Coffee Meets Bagel has recently set up operations in Seattle — its first office outside San Francisco — and used WeWork space for that. “The office grew organically out of the startup’s decision to hire new employees based on talent, not location,” GeekWire wrote in a report.
“The company has hired individual employees in cities scattered across the U.S., but in Seattle, it attracted three new hires fairly quickly,” the report said. The startup put its new Seattle employees “in the Westlake WeWork in Seattle for the time being,” with a “full office [possible] in the coming years.”
Innovator Awards
Awards also play a role in WeWork’s desire to play a larger role in the innovation economy — just as they do for other companies involved in payments and commerce. WeWork operates the Creator Awards, a series of regional competitions rewarding innovators that is open to entrants whether they use WeWork or not.
Earlier this year, during the Creator Awards Global Finals in New York — an event that included a musical performance from Macklemore — Global Vision 2020, a nonprofit that distributes corrective glasses to the needy, won the $1 million grand prize.

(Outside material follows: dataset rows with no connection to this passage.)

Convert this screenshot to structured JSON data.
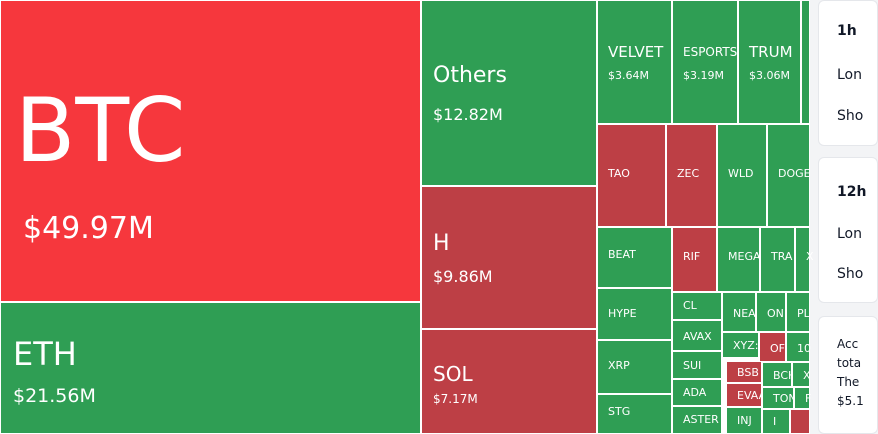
{
  "colors": {
    "green": "#2f9e54",
    "red": "#bd3f45",
    "bright_red": "#f6373d"
  },
  "treemap": {
    "cells": [
      {
        "id": "btc",
        "symbol": "BTC",
        "value": "$49.97M",
        "color": "bright_red"
      },
      {
        "id": "eth",
        "symbol": "ETH",
        "value": "$21.56M",
        "color": "green"
      },
      {
        "id": "others",
        "symbol": "Others",
        "value": "$12.82M",
        "color": "green"
      },
      {
        "id": "h",
        "symbol": "H",
        "value": "$9.86M",
        "color": "red"
      },
      {
        "id": "sol",
        "symbol": "SOL",
        "value": "$7.17M",
        "color": "red"
      },
      {
        "id": "velvet",
        "symbol": "VELVET",
        "value": "$3.64M",
        "color": "green"
      },
      {
        "id": "esports",
        "symbol": "ESPORTS",
        "value": "$3.19M",
        "color": "green"
      },
      {
        "id": "trump",
        "symbol": "TRUM",
        "value": "$3.06M",
        "color": "green"
      },
      {
        "id": "tao",
        "symbol": "TAO",
        "value": "",
        "color": "red"
      },
      {
        "id": "zec",
        "symbol": "ZEC",
        "value": "",
        "color": "red"
      },
      {
        "id": "wld",
        "symbol": "WLD",
        "value": "",
        "color": "green"
      },
      {
        "id": "doge",
        "symbol": "DOGE",
        "value": "",
        "color": "green"
      },
      {
        "id": "beat",
        "symbol": "BEAT",
        "value": "",
        "color": "green"
      },
      {
        "id": "rif",
        "symbol": "RIF",
        "value": "",
        "color": "red"
      },
      {
        "id": "mega",
        "symbol": "MEGA",
        "value": "",
        "color": "green"
      },
      {
        "id": "tra",
        "symbol": "TRA",
        "value": "",
        "color": "green"
      },
      {
        "id": "x1",
        "symbol": "X",
        "value": "",
        "color": "green"
      },
      {
        "id": "hype",
        "symbol": "HYPE",
        "value": "",
        "color": "green"
      },
      {
        "id": "cl",
        "symbol": "CL",
        "value": "",
        "color": "green"
      },
      {
        "id": "near",
        "symbol": "NEA",
        "value": "",
        "color": "green"
      },
      {
        "id": "ondo",
        "symbol": "ON",
        "value": "",
        "color": "green"
      },
      {
        "id": "pl",
        "symbol": "PL",
        "value": "",
        "color": "green"
      },
      {
        "id": "avax",
        "symbol": "AVAX",
        "value": "",
        "color": "green"
      },
      {
        "id": "xyz",
        "symbol": "XYZ:",
        "value": "",
        "color": "green"
      },
      {
        "id": "of",
        "symbol": "OF",
        "value": "",
        "color": "red"
      },
      {
        "id": "ten",
        "symbol": "10",
        "value": "",
        "color": "green"
      },
      {
        "id": "xrp",
        "symbol": "XRP",
        "value": "",
        "color": "green"
      },
      {
        "id": "sui",
        "symbol": "SUI",
        "value": "",
        "color": "green"
      },
      {
        "id": "bsb",
        "symbol": "BSB",
        "value": "",
        "color": "red"
      },
      {
        "id": "bch",
        "symbol": "BCH",
        "value": "",
        "color": "green"
      },
      {
        "id": "x2",
        "symbol": "X",
        "value": "",
        "color": "green"
      },
      {
        "id": "ada",
        "symbol": "ADA",
        "value": "",
        "color": "green"
      },
      {
        "id": "evaa",
        "symbol": "EVAA",
        "value": "",
        "color": "red"
      },
      {
        "id": "ton",
        "symbol": "TON",
        "value": "",
        "color": "green"
      },
      {
        "id": "f",
        "symbol": "F",
        "value": "",
        "color": "green"
      },
      {
        "id": "stg",
        "symbol": "STG",
        "value": "",
        "color": "green"
      },
      {
        "id": "aster",
        "symbol": "ASTER",
        "value": "",
        "color": "green"
      },
      {
        "id": "inj",
        "symbol": "INJ",
        "value": "",
        "color": "green"
      },
      {
        "id": "i1",
        "symbol": "I",
        "value": "",
        "color": "green"
      },
      {
        "id": "red_small",
        "symbol": "",
        "value": "",
        "color": "red"
      }
    ]
  },
  "side": {
    "card1": {
      "title": "1h",
      "row1": "Lon",
      "row2": "Sho"
    },
    "card2": {
      "title": "12h",
      "row1": "Lon",
      "row2": "Sho"
    },
    "note": "Acc\ntota\nThe\n$5.1"
  }
}
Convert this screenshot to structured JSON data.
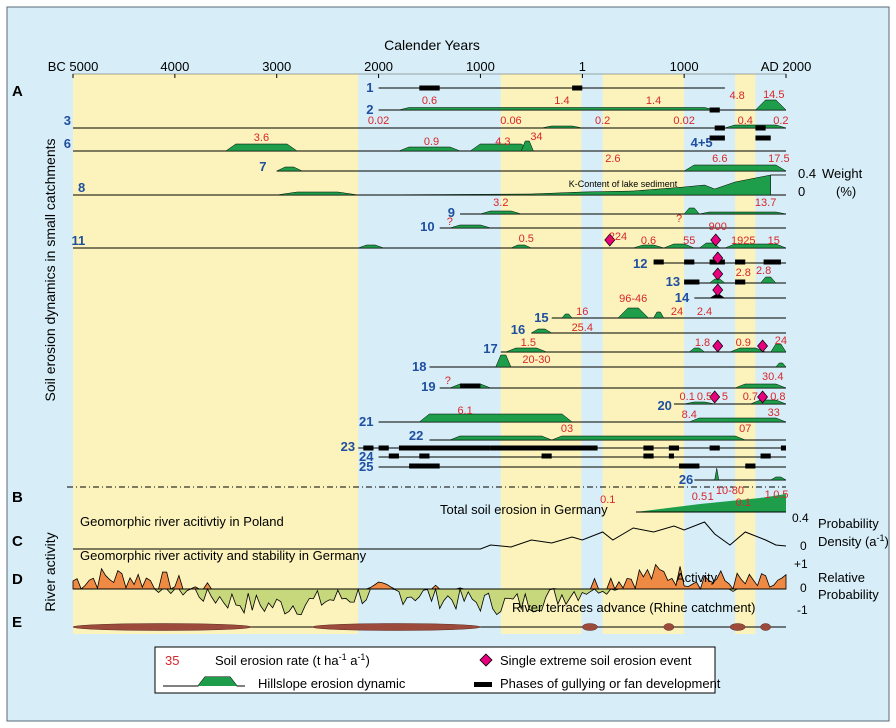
{
  "header": {
    "title": "Calender Years"
  },
  "axis": {
    "ticks": [
      {
        "label": "BC 5000",
        "year": -5000
      },
      {
        "label": "4000",
        "year": -4000
      },
      {
        "label": "3000",
        "year": -3000
      },
      {
        "label": "2000",
        "year": -2000
      },
      {
        "label": "1000",
        "year": -1000
      },
      {
        "label": "1",
        "year": 1
      },
      {
        "label": "1000",
        "year": 1000
      },
      {
        "label": "AD 2000",
        "year": 2000
      }
    ]
  },
  "bands": [
    [
      -5000,
      -2200
    ],
    [
      -800,
      -8
    ],
    [
      200,
      350
    ],
    [
      1000,
      300
    ],
    [
      1500,
      1700
    ]
  ],
  "panels": {
    "A": "A",
    "B": "B",
    "C": "C",
    "D": "D",
    "E": "E",
    "A_label": "Soil erosion dynamics in small catchments",
    "CD_label": "River activity"
  },
  "catchments": [
    {
      "id": "1",
      "label": "1",
      "bars": [
        [
          -1600,
          -1400
        ],
        [
          -100,
          0
        ]
      ]
    },
    {
      "id": "2",
      "label": "2",
      "rates": [
        "0.6",
        "1.4",
        "1.4",
        "4.8",
        "14.5"
      ]
    },
    {
      "id": "3",
      "label": "3",
      "rates": [
        "0.02",
        "0.06",
        "0.2",
        "0.02",
        "0.4",
        "0.2"
      ]
    },
    {
      "id": "6",
      "label": "6",
      "rates": [
        "3.6",
        "0.9",
        "4.3",
        "34"
      ]
    },
    {
      "id": "45",
      "label": "4+5"
    },
    {
      "id": "7",
      "label": "7",
      "rates": [
        "2.6",
        "6.6",
        "17.5"
      ]
    },
    {
      "id": "8",
      "label": "8",
      "note": "K-Content of lake sediment"
    },
    {
      "id": "9",
      "label": "9",
      "rates": [
        "3.2",
        "13.7"
      ]
    },
    {
      "id": "10",
      "label": "10",
      "rates": [
        "?",
        "?"
      ]
    },
    {
      "id": "11",
      "label": "11",
      "rates": [
        "0.5",
        "224",
        "0.6",
        "55",
        "900",
        "1925",
        "15"
      ]
    },
    {
      "id": "12",
      "label": "12"
    },
    {
      "id": "13",
      "label": "13",
      "rates": [
        "2.8",
        "2.8"
      ]
    },
    {
      "id": "14",
      "label": "14"
    },
    {
      "id": "15",
      "label": "15",
      "rates": [
        "16",
        "96-46",
        "24",
        "2.4"
      ]
    },
    {
      "id": "16",
      "label": "16",
      "rates": [
        "25.4"
      ]
    },
    {
      "id": "17",
      "label": "17",
      "rates": [
        "1.5",
        "1.8",
        "0.9",
        "24"
      ]
    },
    {
      "id": "18",
      "label": "18",
      "rates": [
        "20-30"
      ]
    },
    {
      "id": "19",
      "label": "19",
      "rates": [
        "?",
        "30.4"
      ]
    },
    {
      "id": "20",
      "label": "20",
      "rates": [
        "0.1",
        "0.5",
        "5",
        "0.7",
        "0.8"
      ]
    },
    {
      "id": "21",
      "label": "21",
      "rates": [
        "6.1",
        "8.4",
        "33"
      ]
    },
    {
      "id": "22",
      "label": "22",
      "rates": [
        "03",
        "07"
      ]
    },
    {
      "id": "23",
      "label": "23"
    },
    {
      "id": "24",
      "label": "24"
    },
    {
      "id": "25",
      "label": "25"
    },
    {
      "id": "26",
      "label": "26"
    }
  ],
  "weight": {
    "v1": "0.4",
    "v0": "0",
    "label": "Weight",
    "unit": "(%)"
  },
  "panelB": {
    "label": "Total soil erosion in Germany",
    "rates": [
      "0.1",
      "0.5",
      "1",
      "10-80",
      "0.1",
      "1",
      "0.5"
    ]
  },
  "panelC": {
    "label": "Geomorphic river acitivtiy in Poland",
    "v1": "0.4",
    "v0": "0",
    "right1": "Probability",
    "right2": "Density (a",
    "right2sup": "-1",
    "right2end": ")"
  },
  "panelD": {
    "label": "Geomorphic river activity and stability in Germany",
    "activity": "Activity",
    "p1": "+1",
    "p0": "0",
    "pm1": "-1",
    "right1": "Relative",
    "right2": "Probability"
  },
  "panelE": {
    "label": "River terraces advance (Rhine catchment)"
  },
  "legend": {
    "rate_sample": "35",
    "rate_label": "Soil erosion rate (t ha",
    "rate_sup1": "-1",
    "rate_mid": " a",
    "rate_sup2": "-1",
    "rate_end": ")",
    "event_label": "Single extreme soil erosion event",
    "hill_label": "Hillslope erosion dynamic",
    "gully_label": "Phases of gullying or fan development"
  },
  "colors": {
    "bg": "#d7eef8",
    "band": "#fbf3bb",
    "green": "#1e9e4a",
    "red": "#d9262a",
    "blue": "#1f4fa0",
    "magenta": "#e6007e",
    "orange": "#ef8a45",
    "olive": "#c7d77c",
    "brown": "#9c4a3c"
  }
}
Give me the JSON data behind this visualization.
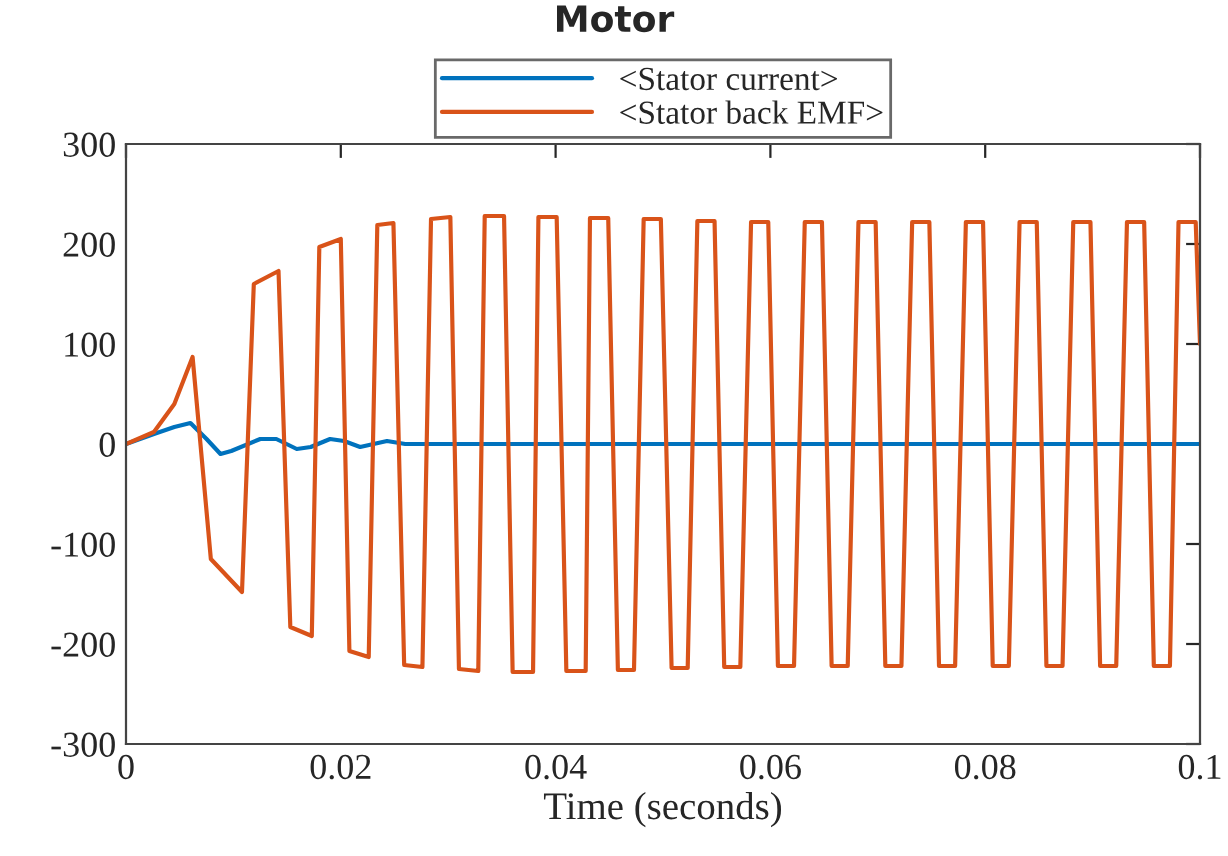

According to an account of the event, WeWork “awarded over $4 million to eight promising startups and nonprofits at the inaugural event, where winners of preliminary regional competitions pitched their big ideas to judges for a shot” at that grand prize. “The global competition is part of WeWork’s effort to promote promising startups, while also positioning the company’s brand as not only an office space firm, but one that fosters innovative ideas and entrepreneurs.”
Investors still are not certain if WeWork is an office or real-estate firm, or a tech company. Maybe it’s a hybrid, or maybe it will end up as something else. But there is no doubt that the company wants a piece of the innovation economy.